- Theatrical release poster
- Directed by: Ray Enright
- Screenplay by: Gene Lewis; Clarence Upson Young;
- Based on: Dead Freight for Piute by Luke Short
- Produced by: William H. Pine; William C. Thomas;
- Starring: Randolph Scott; Barbara Britton; George "Gabby" Hayes; Lon Chaney Jr.;
- Cinematography: Fred Jackman Jr.
- Edited by: Howard A. Smith
- Music by: Darrell Calker
- Production company: Clarion Productions
- Distributed by: Paramount Pictures
- Release date: February 20, 1948 (US);
- Running time: 90 minutes
- Country: United States
- Language: English
- Budget: $728,000
- Box office: $1.7 million (US rentals)

= Albuquerque (film) =

1948 film by Ray Enright

Albuquerque is a 1948 American Cinecolor Western film directed by Ray Enright and starring Randolph Scott, Barbara Britton, George "Gabby" Hayes, and Lon Chaney Jr. Based on the novel Dead Freight for Piute by Luke Short, with a screenplay by Gene Lewis and Clarence Upson Young, the film is about a man who is recruited by his corrupt uncle to inherit his freight-hauling empire in the southwest, and who eventually defects to his uncle's honest business rival.

==Plot==
During a stagecoach holdup, Celia Wallace is robbed of $10,000 and little Myrtle Walton is saved from the runaway horses by a passenger, Cole Armin.

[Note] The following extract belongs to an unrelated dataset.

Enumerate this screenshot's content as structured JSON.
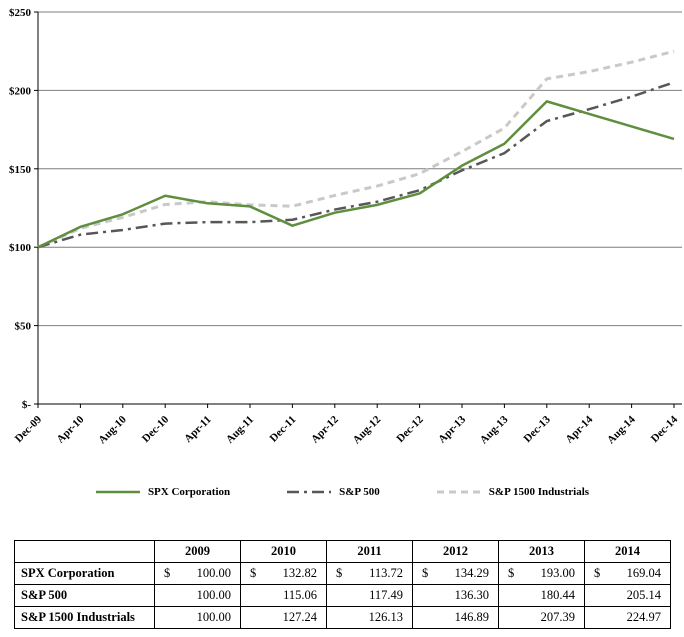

Celia is grateful until she learns Cole is coming to Albuquerque to work for his uncle, John Armin, a ruthless freight-line owner who stops at nothing to put competitors Celia and her brother Ted out of business.

Concluding that his uncle was even behind the robbery, Cole switches sides to work for the Wallaces. Armin uses a woman, Letty Tyler, to spy on his adversaries, but she resents being used when a mine is blown up and Ted is wounded by gunfire.

Cole is framed for arson and jailed. Celia, who loves him, turns against Cole until his acquittal, when Letty explains that John Armin is the man responsible. After an ambush, Cole has to shoot the corrupt sheriff and another gunman, and John Armin dies in the gunfire as well.

==Cast==
- Randolph Scott as Cole Armin
- Barbara Britton as Letty Tyler
- George "Gabby" Hayes as Juke
- Lon Chaney Jr. as Steve Murkil
- Russell Hayden as Ted Wallace
- Catherine Craig as Celia Wallace
- George Cleveland as John Armin
- Irving Bacon as Dave Walton
- Bernard Nedell as Sheriff Ed Linton
- Karolyn Grimes as Myrtle Walton
- Russell Simpson as Abner Huggins
- Jody Gilbert as Pearl Eager
- John Halloran as Matt Wayne
- Dan White as Henchman Jackson
- Walter Baldwin as Judge Fred Martin

==Production==
The film was based on the Luke Short novel, Dead Freight for Piute published in 1941. The New York Times called it a "stirring tale".

Film rights went to William Pine and William Thomas who ran Pine-Thomas Productions. In January 1946 it was reported Clarence Young was writing the script which would be called The Last Frontier and Johnny Weissmuller would star. By March the project was retitled Albuquerque and it was reported Pine and Thomas were looking "for a big time star". In August 1946 Randolph Scott signed to star. Pine-Thomas specialised in low budget films, but in December they formed a separate company, Clarion, to make one expensive film a year. Albuquerque was to be its first.

Arlee Whelan was originally announced for the lead. The following month she was withdrawn for another film and replaced by Barbara Britton.

Albuquerque was filmed on location at Iverson Movie Ranch in Chatsworth, California, and in Sedona, Arizona.

Britton later sued Paramount for $100,000 over the size of her billing.

==Reception==
The film was a success at the box office, earning almost $2 million.